Upload the example PR articles from the local `../good_prs` directory to S3. These articles will serve as reference material for the AI agents.

In [None]:
# Check if the good_prs directory exists
pr_examples_path = "good_prs"

if os.path.exists(pr_examples_path):
    print(f"Found PR examples directory: {pr_examples_path}")
    
    # List files to be uploaded
    files_to_upload = []
    for root, dirs, files in os.walk(pr_examples_path):
        files_to_upload.extend(files)
    
    print(f"Files to upload: {files_to_upload}")
    
    # Upload the files
    uploaded_files = upload_directory(pr_examples_path, s3_bucket_name, bucket_prefix)
else:
    print(f"Warning: PR examples directory not found at {pr_examples_path}")
    print("Please ensure the good_prs directory exists with example PR articles")

## Create Knowledge Base

Create the Bedrock Knowledge Base using the uploaded documents. This process:
1. Creates the knowledge base with specified configuration
2. Sets up the data source pointing to the S3 location
3. Configures the embedding model for semantic search
4. Returns the knowledge base ID and data source ID for later use

In [None]:
# Create or retrieve the knowledge base
print("Creating Knowledge Base...")

try:
    lab5_kb_id, lab5_ds_id = kb.create_or_retrieve_knowledge_base(
        lab5_knowledge_base_name,
        knowledge_base_description,
        s3_bucket_name,
        embedding_model,
        bucket_prefix
    )
    
    print(f"\n✓ Knowledge Base created successfully!")
    print(f"Knowledge Base ID: {lab5_kb_id}")
    print(f"Data Source ID: {lab5_ds_id}")
    
except Exception as e:
    print(f"✗ Failed to create Knowledge Base: {str(e)}")
    raise

## Store Knowledge Base ID

Store the knowledge base ID in the notebook's variable store so it can be accessed by other notebooks in the same session.

In [None]:
# Store the knowledge base ID for use in other notebooks
%store lab5_kb_id
%store lab5_ds_id
%store lab5_knowledge_base_name

print(f"Stored variables:")
print(f"  kb_id = {lab5_kb_id}")
print(f"  ds_id = {lab5_ds_id}")
print(f"  knowledge_base_name = {lab5_knowledge_base_name}")

## Verification

Verify that the knowledge base was created successfully and is ready for use.

In [None]:
# Verify the knowledge base exists and get its status
try:
    bedrock_agent_client = boto3.client('bedrock-agent', region_name=region)
    
    response = bedrock_agent_client.get_knowledge_base(knowledgeBaseId=lab5_kb_id)
    
    kb_status = response['knowledgeBase']['status']
    kb_name = response['knowledgeBase']['name']
    
    print(f"Knowledge Base Status: {kb_status}")
    print(f"Knowledge Base Name: {kb_name}")
    
    if kb_status == 'ACTIVE':
        print("✓ Knowledge Base is ready for use!")
    else:
        print(f"⚠ Knowledge Base is in {kb_status} state.

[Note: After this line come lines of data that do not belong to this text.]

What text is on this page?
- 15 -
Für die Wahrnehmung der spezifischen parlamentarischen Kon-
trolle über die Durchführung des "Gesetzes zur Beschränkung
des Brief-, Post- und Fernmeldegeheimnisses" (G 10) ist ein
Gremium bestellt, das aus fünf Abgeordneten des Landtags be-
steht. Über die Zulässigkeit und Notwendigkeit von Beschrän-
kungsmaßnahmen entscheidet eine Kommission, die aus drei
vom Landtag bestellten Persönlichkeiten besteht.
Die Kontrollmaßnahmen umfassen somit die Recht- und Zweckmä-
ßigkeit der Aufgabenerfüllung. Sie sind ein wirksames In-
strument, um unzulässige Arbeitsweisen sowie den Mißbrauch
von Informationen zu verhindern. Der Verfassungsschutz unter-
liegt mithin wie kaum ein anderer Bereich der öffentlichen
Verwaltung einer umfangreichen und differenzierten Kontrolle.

It may need time to become active.")
        
except Exception as e:
    print(f"Could not verify knowledge base status: {str(e)}")

## Summary

This notebook has successfully:

### ✓ Completed Tasks
- **Environment Setup**: Configured AWS clients and credentials
- **Data Upload**: Uploaded PR article examples to S3
- **Knowledge Base Creation**: Created Bedrock Knowledge Base with semantic search
- **Variable Storage**: Stored IDs for use in other notebooks
- **Verification**: Confirmed knowledge base status

### 📋 Next Steps
1. **Run the main workflow**: Use `reflection_agents.ipynb` to execute the multi-agent PR generation
2. **Load stored variables**: The main notebook will automatically load `kb_id` and other stored variables
3. **Monitor performance**: Check knowledge base retrieval quality and adjust if needed

### 🔧 Configuration Details
- **Knowledge Base ID**: `{kb_id if 'kb_id' in locals() else 'Not yet created'}`
- **Embedding Model**: Amazon Titan Text Embeddings v2
- **Storage Location**: S3 with automatic indexing
- **Search Capability**: Semantic similarity search for relevant PR examples

The knowledge base is now ready to provide contextual examples to the CrewAI agents for high-quality PR article generation.